Painting by Jacob Jordaens

Apollo as Victor over Pan (Apoll als Sieger über Pan, Apolo, vencedor de Pan, Het oordeel van Midas (Ovidius, Met. XI, 146-179)), also known as Apollo's Victory over Marsyas, Tmolus declaring Apollo winner in musical competition with Pan (Ovid, Metamorphoses XI) and Apollo and Pan, is a 1637 oil-on-canvas painting by Flemish Baroque painter, draughtsman and tapestry designer Jacob Jordaens.

Jordaens participated in a collaborative effort to decorate the Torre de la Parada near Madrid, done between 1636 and 1681, with one of the two paintings he contributed being Apollo as Victor over Pan (the other was Vertumnus and Pomona).

==Description==
The subject is taken from Ovid's Metamorphoses, XI: 146-179. It depicts the flute playing contest between the god Apollo and the satyr Marsyas, which Marsyas ultimately loses.

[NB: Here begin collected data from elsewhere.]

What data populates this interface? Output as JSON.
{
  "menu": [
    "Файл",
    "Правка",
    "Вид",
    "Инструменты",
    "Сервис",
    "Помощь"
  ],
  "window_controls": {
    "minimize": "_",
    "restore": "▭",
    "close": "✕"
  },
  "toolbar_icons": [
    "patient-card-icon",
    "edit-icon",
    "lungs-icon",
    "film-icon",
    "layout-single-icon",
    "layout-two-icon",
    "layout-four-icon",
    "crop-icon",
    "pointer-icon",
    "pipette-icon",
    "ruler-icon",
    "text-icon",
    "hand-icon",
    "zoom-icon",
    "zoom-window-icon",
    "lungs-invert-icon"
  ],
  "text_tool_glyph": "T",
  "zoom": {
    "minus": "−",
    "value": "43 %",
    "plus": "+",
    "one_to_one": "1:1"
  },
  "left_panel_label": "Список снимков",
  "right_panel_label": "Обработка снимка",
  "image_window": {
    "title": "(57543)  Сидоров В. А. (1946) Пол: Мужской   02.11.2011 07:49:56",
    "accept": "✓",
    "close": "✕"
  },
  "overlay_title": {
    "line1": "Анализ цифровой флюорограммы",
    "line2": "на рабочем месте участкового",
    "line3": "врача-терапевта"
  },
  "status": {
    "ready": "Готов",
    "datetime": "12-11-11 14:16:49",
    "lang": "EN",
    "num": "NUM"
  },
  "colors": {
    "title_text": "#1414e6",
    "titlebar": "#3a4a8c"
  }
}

The painting shows the moments following the competition when Apollo furiously berates Midas, one of the contest's judges, for favoring the flute-playing ability of Marsyas over himself. Marsyas is presented in the canvas with human legs despite being a satyr.

==Influence==
The canvas is Jordaens' interpretation of an earlier painting by Peter Paul Rubens entitled Apollo and Marsyas. Jordaens' painting of the Rubens canvas was then copied by Juan Bautista Martínez del Mazo, the Spanish Baroque painter and son-in-law of Diego Velázquez, the royal painter for King Philip IV of Spain. As chamberlain of the palace, Velázquez was responsible for acquisition, management and distribution of royal collections of paintings, tapestries, and sculpture which allowed him to decorate the Pieza Principal chambers of the Royal Alcázar of Madrid with Mazo's copy of the original Jordaens painting. Velázquez himself then depicted the copy of Apollo as Victor over Pan in the background of his own canvas, Las Meninas, which has been recognized as one of the most important paintings in Western art history, effectively creating a painting within a painting.

In 2014 the Museo del Prado loaned the painting, along with nine other works from its collection by Peter Paul Rubens, Anthony van Dyck, Frans Francken the Younger and others, to the Museo Carlos de Amberes in Madrid for the period of one year.